Möchte ein fremder Programmierer nun diese Klassen benutzen, so weiß es durch die Methodendefinition nicht mit welchen Parametern er die Methode toPrologString bestücken soll... Auch weiß er bei der Klasse InvoiceAdapter nicht, wie viel Adapter er da mitgeben soll.. Einen oder mehrere..

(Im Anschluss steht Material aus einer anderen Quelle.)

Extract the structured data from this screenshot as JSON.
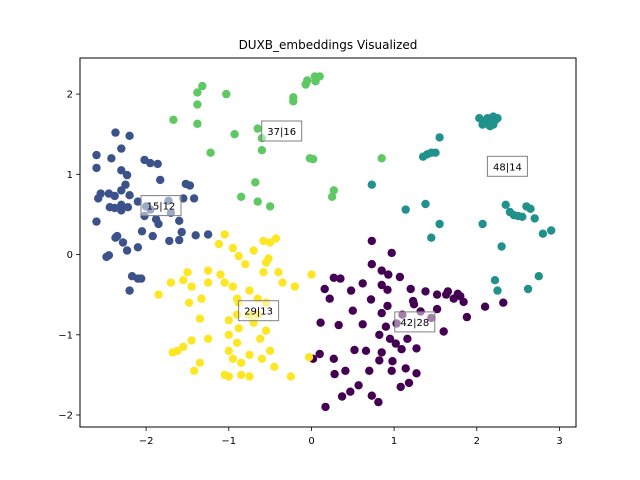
{
  "chart_data": {
    "type": "scatter",
    "title": "DUXB_embeddings Visualized",
    "xlabel": "",
    "ylabel": "",
    "xlim": [
      -2.8,
      3.2
    ],
    "ylim": [
      -2.15,
      2.45
    ],
    "xticks": [
      -2,
      -1,
      0,
      1,
      2,
      3
    ],
    "yticks": [
      -2,
      -1,
      0,
      1,
      2
    ],
    "grid": false,
    "colors": {
      "dark_purple": "#440154",
      "dark_blue": "#3b528b",
      "teal": "#21918c",
      "green": "#5ec962",
      "yellow": "#fde725"
    },
    "clusters": [
      {
        "label": "42|28",
        "color": "#440154",
        "label_pos": [
          1.25,
          -0.84
        ],
        "points": [
          [
            0.17,
            -1.9
          ],
          [
            0.37,
            -1.77
          ],
          [
            0.47,
            -1.71
          ],
          [
            0.57,
            -1.63
          ],
          [
            0.73,
            -1.76
          ],
          [
            0.81,
            -1.84
          ],
          [
            1.08,
            -1.65
          ],
          [
            1.18,
            -1.6
          ],
          [
            1.27,
            -1.48
          ],
          [
            0.02,
            -1.3
          ],
          [
            0.1,
            -1.24
          ],
          [
            0.28,
            -1.49
          ],
          [
            0.41,
            -1.45
          ],
          [
            0.52,
            -1.19
          ],
          [
            0.66,
            -1.2
          ],
          [
            0.7,
            -1.45
          ],
          [
            0.82,
            -1.32
          ],
          [
            0.85,
            -1.22
          ],
          [
            0.98,
            -1.33
          ],
          [
            1.02,
            -1.11
          ],
          [
            1.09,
            -1.18
          ],
          [
            1.16,
            -1.05
          ],
          [
            0.97,
            -1.45
          ],
          [
            1.14,
            -1.42
          ],
          [
            0.33,
            -0.88
          ],
          [
            0.5,
            -0.7
          ],
          [
            0.62,
            -0.87
          ],
          [
            0.72,
            -0.56
          ],
          [
            0.85,
            -0.73
          ],
          [
            0.92,
            -0.64
          ],
          [
            1.03,
            -0.86
          ],
          [
            1.1,
            -0.75
          ],
          [
            1.24,
            -0.62
          ],
          [
            1.32,
            -0.71
          ],
          [
            1.45,
            -0.79
          ],
          [
            1.52,
            -0.68
          ],
          [
            1.63,
            -0.5
          ],
          [
            1.72,
            -0.55
          ],
          [
            1.8,
            -0.52
          ],
          [
            1.84,
            -0.59
          ],
          [
            1.6,
            -0.96
          ],
          [
            1.88,
            -0.78
          ],
          [
            2.1,
            -0.65
          ],
          [
            2.32,
            -0.6
          ],
          [
            0.16,
            -0.43
          ],
          [
            0.22,
            -0.55
          ],
          [
            0.27,
            -0.29
          ],
          [
            0.35,
            -0.3
          ],
          [
            0.48,
            -0.45
          ],
          [
            0.62,
            -0.36
          ],
          [
            0.73,
            -0.12
          ],
          [
            0.73,
            0.17
          ],
          [
            0.85,
            -0.2
          ],
          [
            0.85,
            -0.38
          ],
          [
            0.93,
            -0.25
          ],
          [
            0.92,
            -0.44
          ],
          [
            0.97,
            0.02
          ],
          [
            1.07,
            -0.28
          ],
          [
            1.2,
            -0.43
          ],
          [
            1.23,
            -0.58
          ],
          [
            1.38,
            -0.46
          ],
          [
            1.52,
            -0.5
          ],
          [
            1.65,
            -0.46
          ],
          [
            1.77,
            -0.49
          ],
          [
            0.11,
            -0.85
          ],
          [
            0.27,
            -1.3
          ],
          [
            0.82,
            -1.0
          ],
          [
            0.9,
            -0.9
          ],
          [
            0.95,
            -1.05
          ],
          [
            1.27,
            -1.17
          ]
        ]
      },
      {
        "label": "15|12",
        "color": "#3b528b",
        "label_pos": [
          -1.82,
          0.61
        ],
        "points": [
          [
            -2.6,
            1.24
          ],
          [
            -2.6,
            1.08
          ],
          [
            -2.37,
            1.52
          ],
          [
            -2.3,
            1.32
          ],
          [
            -2.2,
            1.48
          ],
          [
            -2.42,
            1.2
          ],
          [
            -2.3,
            1.05
          ],
          [
            -2.23,
            0.99
          ],
          [
            -2.58,
            0.7
          ],
          [
            -2.55,
            0.76
          ],
          [
            -2.45,
            0.76
          ],
          [
            -2.44,
            0.59
          ],
          [
            -2.38,
            0.73
          ],
          [
            -2.3,
            0.8
          ],
          [
            -2.25,
            0.87
          ],
          [
            -2.2,
            0.74
          ],
          [
            -2.38,
            0.58
          ],
          [
            -2.3,
            0.62
          ],
          [
            -2.22,
            0.59
          ],
          [
            -2.3,
            0.55
          ],
          [
            -2.02,
            0.48
          ],
          [
            -1.95,
            0.56
          ],
          [
            -1.88,
            0.44
          ],
          [
            -1.95,
            1.14
          ],
          [
            -2.02,
            1.18
          ],
          [
            -1.86,
            1.13
          ],
          [
            -1.83,
            0.93
          ],
          [
            -1.73,
            0.67
          ],
          [
            -1.7,
            0.52
          ],
          [
            -1.55,
            0.7
          ],
          [
            -1.52,
            0.88
          ],
          [
            -1.47,
            0.86
          ],
          [
            -1.42,
            0.7
          ],
          [
            -2.1,
            0.66
          ],
          [
            -2.05,
            0.29
          ],
          [
            -2.1,
            0.09
          ],
          [
            -2.17,
            -0.27
          ],
          [
            -2.23,
            0.05
          ],
          [
            -2.28,
            0.15
          ],
          [
            -2.35,
            0.23
          ],
          [
            -2.37,
            0.21
          ],
          [
            -2.45,
            -0.01
          ],
          [
            -2.48,
            -0.03
          ],
          [
            -2.6,
            0.41
          ],
          [
            -2.2,
            -0.45
          ],
          [
            -2.1,
            -0.3
          ],
          [
            -2.06,
            -0.3
          ],
          [
            -1.92,
            0.23
          ],
          [
            -1.72,
            0.17
          ],
          [
            -1.6,
            0.18
          ],
          [
            -1.57,
            0.28
          ],
          [
            -1.4,
            0.24
          ],
          [
            -1.25,
            0.25
          ],
          [
            -2.0,
            0.6
          ],
          [
            -1.85,
            0.38
          ],
          [
            -1.6,
            0.42
          ]
        ]
      },
      {
        "label": "37|16",
        "color": "#5ec962",
        "label_pos": [
          -0.36,
          1.54
        ],
        "points": [
          [
            -1.32,
            2.1
          ],
          [
            -1.38,
            2.02
          ],
          [
            -1.38,
            1.87
          ],
          [
            -1.67,
            1.68
          ],
          [
            -1.38,
            1.63
          ],
          [
            -1.22,
            1.27
          ],
          [
            -0.93,
            1.5
          ],
          [
            -1.03,
            2.0
          ],
          [
            -0.65,
            1.57
          ],
          [
            -0.6,
            1.3
          ],
          [
            -0.6,
            1.45
          ],
          [
            -0.22,
            1.91
          ],
          [
            -0.22,
            1.96
          ],
          [
            -0.07,
            2.12
          ],
          [
            -0.05,
            2.17
          ],
          [
            0.04,
            2.22
          ],
          [
            0.1,
            2.22
          ],
          [
            0.05,
            2.16
          ],
          [
            -0.02,
            1.2
          ],
          [
            0.02,
            1.19
          ],
          [
            -0.68,
            0.9
          ],
          [
            -0.85,
            0.72
          ],
          [
            -0.65,
            0.66
          ],
          [
            -0.5,
            0.6
          ],
          [
            0.25,
            0.72
          ],
          [
            0.27,
            0.8
          ],
          [
            0.85,
            1.2
          ]
        ]
      },
      {
        "label": "48|14",
        "color": "#21918c",
        "label_pos": [
          2.37,
          1.1
        ],
        "points": [
          [
            2.03,
            1.7
          ],
          [
            2.08,
            1.65
          ],
          [
            2.13,
            1.7
          ],
          [
            2.17,
            1.67
          ],
          [
            2.2,
            1.66
          ],
          [
            2.2,
            1.72
          ],
          [
            2.23,
            1.68
          ],
          [
            2.25,
            1.7
          ],
          [
            2.2,
            1.62
          ],
          [
            2.1,
            1.67
          ],
          [
            2.07,
            1.62
          ],
          [
            2.16,
            1.6
          ],
          [
            1.4,
            1.25
          ],
          [
            1.45,
            1.27
          ],
          [
            1.5,
            1.27
          ],
          [
            1.55,
            1.46
          ],
          [
            1.35,
            1.22
          ],
          [
            1.38,
            0.63
          ],
          [
            1.14,
            0.56
          ],
          [
            0.73,
            0.87
          ],
          [
            1.45,
            0.21
          ],
          [
            1.55,
            0.38
          ],
          [
            2.07,
            0.38
          ],
          [
            2.3,
            0.1
          ],
          [
            2.35,
            0.62
          ],
          [
            2.4,
            0.53
          ],
          [
            2.45,
            0.49
          ],
          [
            2.5,
            0.48
          ],
          [
            2.55,
            0.47
          ],
          [
            2.6,
            0.6
          ],
          [
            2.65,
            0.57
          ],
          [
            2.7,
            0.45
          ],
          [
            2.8,
            0.26
          ],
          [
            2.9,
            0.3
          ],
          [
            2.62,
            -0.43
          ],
          [
            2.75,
            -0.27
          ],
          [
            2.22,
            -0.32
          ],
          [
            2.25,
            -0.45
          ]
        ]
      },
      {
        "label": "29|13",
        "color": "#fde725",
        "label_pos": [
          -0.64,
          -0.7
        ],
        "points": [
          [
            -1.05,
            0.25
          ],
          [
            -1.12,
            0.13
          ],
          [
            -0.95,
            0.08
          ],
          [
            -0.88,
            -0.02
          ],
          [
            -0.8,
            -0.12
          ],
          [
            -0.7,
            0.05
          ],
          [
            -0.58,
            0.17
          ],
          [
            -0.5,
            0.15
          ],
          [
            -0.43,
            0.2
          ],
          [
            -0.55,
            -0.1
          ],
          [
            -0.58,
            -0.22
          ],
          [
            -0.52,
            -0.05
          ],
          [
            -0.4,
            -0.22
          ],
          [
            -0.35,
            -0.35
          ],
          [
            -0.2,
            -0.4
          ],
          [
            0.0,
            -0.25
          ],
          [
            -1.5,
            -0.22
          ],
          [
            -1.55,
            -0.32
          ],
          [
            -1.45,
            -0.4
          ],
          [
            -1.25,
            -0.2
          ],
          [
            -1.25,
            -0.35
          ],
          [
            -1.7,
            -0.35
          ],
          [
            -1.85,
            -0.5
          ],
          [
            -1.48,
            -0.6
          ],
          [
            -1.33,
            -0.55
          ],
          [
            -1.35,
            -0.8
          ],
          [
            -1.1,
            -0.25
          ],
          [
            -1.05,
            -0.35
          ],
          [
            -0.95,
            -0.4
          ],
          [
            -0.9,
            -0.55
          ],
          [
            -0.75,
            -0.45
          ],
          [
            -0.65,
            -0.55
          ],
          [
            -0.55,
            -0.6
          ],
          [
            -0.75,
            -0.75
          ],
          [
            -0.9,
            -0.75
          ],
          [
            -1.0,
            -0.82
          ],
          [
            -0.88,
            -0.92
          ],
          [
            -0.7,
            -0.85
          ],
          [
            -0.55,
            -0.95
          ],
          [
            -0.62,
            -1.05
          ],
          [
            -0.9,
            -1.1
          ],
          [
            -1.0,
            -1.0
          ],
          [
            -1.25,
            -1.05
          ],
          [
            -1.45,
            -1.07
          ],
          [
            -1.55,
            -1.15
          ],
          [
            -1.62,
            -1.2
          ],
          [
            -1.68,
            -1.22
          ],
          [
            -1.42,
            -1.45
          ],
          [
            -1.35,
            -1.35
          ],
          [
            -1.0,
            -1.2
          ],
          [
            -0.95,
            -1.3
          ],
          [
            -0.85,
            -1.35
          ],
          [
            -0.75,
            -1.25
          ],
          [
            -0.6,
            -1.3
          ],
          [
            -0.5,
            -1.2
          ],
          [
            -0.45,
            -1.4
          ],
          [
            -0.85,
            -1.5
          ],
          [
            -0.75,
            -1.52
          ],
          [
            -1.0,
            -1.52
          ],
          [
            -1.05,
            -1.5
          ],
          [
            -0.25,
            -1.52
          ],
          [
            -0.03,
            -1.28
          ],
          [
            -0.88,
            -0.6
          ],
          [
            -0.65,
            -0.75
          ]
        ]
      }
    ]
  }
}
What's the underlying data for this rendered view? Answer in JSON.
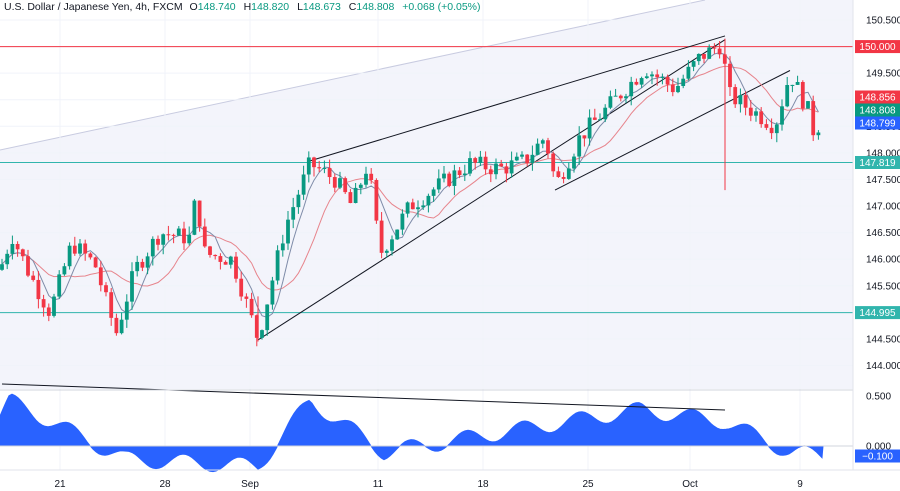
{
  "header": {
    "symbol": "U.S. Dollar / Japanese Yen, 4h, FXCM",
    "o_label": "O",
    "o_value": "148.740",
    "h_label": "H",
    "h_value": "148.820",
    "l_label": "L",
    "l_value": "148.673",
    "c_label": "C",
    "c_value": "148.808",
    "change": "+0.068 (+0.05%)"
  },
  "colors": {
    "up": "#089981",
    "down": "#f23645",
    "ma_fast": "#7e8ba8",
    "ma_slow": "#e7848c",
    "resistance": "#c2232f",
    "support": "#31b5ad",
    "oscillator": "#2962ff",
    "tag_red": "#f23645",
    "tag_green": "#089981",
    "tag_blue": "#2962ff"
  },
  "chart_data": [
    {
      "type": "candlestick",
      "title": "",
      "y_ticks": [
        144.0,
        144.5,
        145.0,
        145.5,
        146.0,
        146.5,
        147.0,
        147.5,
        148.0,
        148.5,
        149.0,
        149.5,
        150.0,
        150.5
      ],
      "y_tick_labels": [
        "144.000",
        "144.500",
        "145.000",
        "145.500",
        "146.000",
        "146.500",
        "147.000",
        "147.500",
        "148.000",
        "148.500",
        "149.000",
        "149.500",
        "150.000",
        "150.500"
      ],
      "ylim": [
        143.6,
        150.75
      ],
      "x_ticks": [
        "21",
        "28",
        "Sep",
        "11",
        "18",
        "25",
        "Oct",
        "9"
      ],
      "horizontal_levels": [
        {
          "value": 150.0,
          "label": "150.000",
          "color": "#f23645"
        },
        {
          "value": 147.819,
          "label": "147.819",
          "color": "#31b5ad"
        },
        {
          "value": 144.995,
          "label": "144.995",
          "color": "#31b5ad"
        }
      ],
      "price_tags": [
        {
          "value": 148.856,
          "label": "148.856",
          "color": "#f23645"
        },
        {
          "value": 148.808,
          "label": "148.808",
          "color": "#089981"
        },
        {
          "value": 148.799,
          "label": "148.799",
          "color": "#2962ff"
        }
      ],
      "trendlines": [
        {
          "from": {
            "x": "Sep 1",
            "y": 144.48
          },
          "to": {
            "x": "Oct 3",
            "y": 150.13
          }
        },
        {
          "from": {
            "x": "Sep 7",
            "y": 147.85
          },
          "to": {
            "x": "Oct 3",
            "y": 150.2
          }
        },
        {
          "from": {
            "x": "Sep 22",
            "y": 147.3
          },
          "to": {
            "x": "Oct 8",
            "y": 149.55
          }
        }
      ],
      "key_points": [
        {
          "x": "Aug 24",
          "y": 144.55,
          "note": "low"
        },
        {
          "x": "Sep 1",
          "y": 144.45,
          "note": "swing low"
        },
        {
          "x": "Sep 7",
          "y": 147.85,
          "note": "swing high"
        },
        {
          "x": "Sep 11",
          "y": 145.9,
          "note": "pullback low"
        },
        {
          "x": "Oct 3",
          "y": 150.15,
          "note": "high"
        },
        {
          "x": "Oct 3",
          "y": 147.3,
          "note": "spike low"
        },
        {
          "x": "Oct 10",
          "y": 148.808,
          "note": "last close"
        }
      ]
    },
    {
      "type": "area",
      "title": "",
      "y_ticks": [
        0.0,
        0.5
      ],
      "y_tick_labels": [
        "0.000",
        "0.500"
      ],
      "current_value": -0.1,
      "current_label": "−0.100",
      "trendline": {
        "from": {
          "x": "Aug 14",
          "y": 0.62
        },
        "to": {
          "x": "Oct 3",
          "y": 0.36
        }
      },
      "key_points": [
        {
          "x": "Aug 15",
          "y": 0.45
        },
        {
          "x": "Aug 25",
          "y": -0.13
        },
        {
          "x": "Sep 1",
          "y": -0.2
        },
        {
          "x": "Sep 7",
          "y": 0.45
        },
        {
          "x": "Sep 12",
          "y": -0.06
        },
        {
          "x": "Sep 28",
          "y": 0.36
        },
        {
          "x": "Oct 3",
          "y": 0.24
        },
        {
          "x": "Oct 8",
          "y": -0.06
        },
        {
          "x": "Oct 10",
          "y": -0.1
        }
      ]
    }
  ]
}
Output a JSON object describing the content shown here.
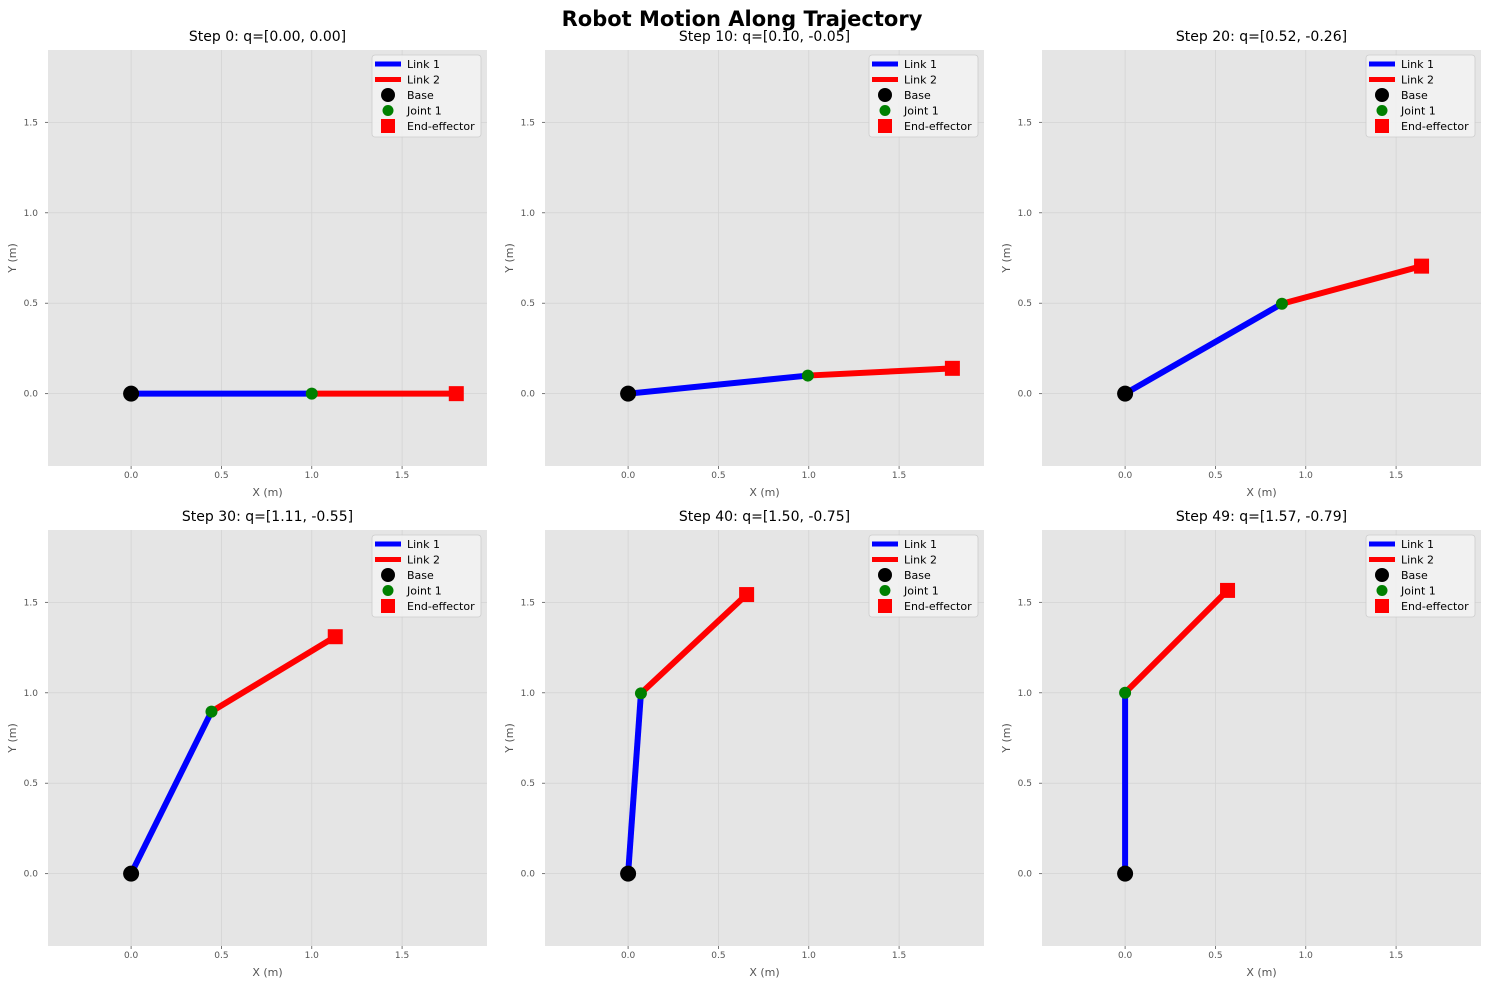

Mein Problem ist: Ich will eine abstrakte Klasse haben, die quasi vorschreibt, wie diese toPrologString auszusehen hat.. Die muss aber in der abstrakten Klasse so allg. wie möglich gehalten werden, daher das T... Da es das ganze ein Framework werden soll, kann ich keinerlei Vorraussagen machen, wie die Klassen aussehen werden, die meine Base extenden... Möchte ich jetzt die toPrologString für Integer und String benutzen, muss ich meine Klasse mit Object ausprägen...

Aber: Woher weiß der Programmierer dann, wenn er nur "Object..." liest, dass die Methode eigtl ein Integer und ein String haben will?? Außer das mit Kommentaren zu lösen, fällt mir leider nichts ein.. Kommentare sind hier aber nicht wirklich schön, finde ich!

Ich hoffe, ihr versteht mein Problem!

Vielen Dank für die Hilfe!


----------



## mrbela (20. Nov 2012)

? keiner ne Idee?? :/


----------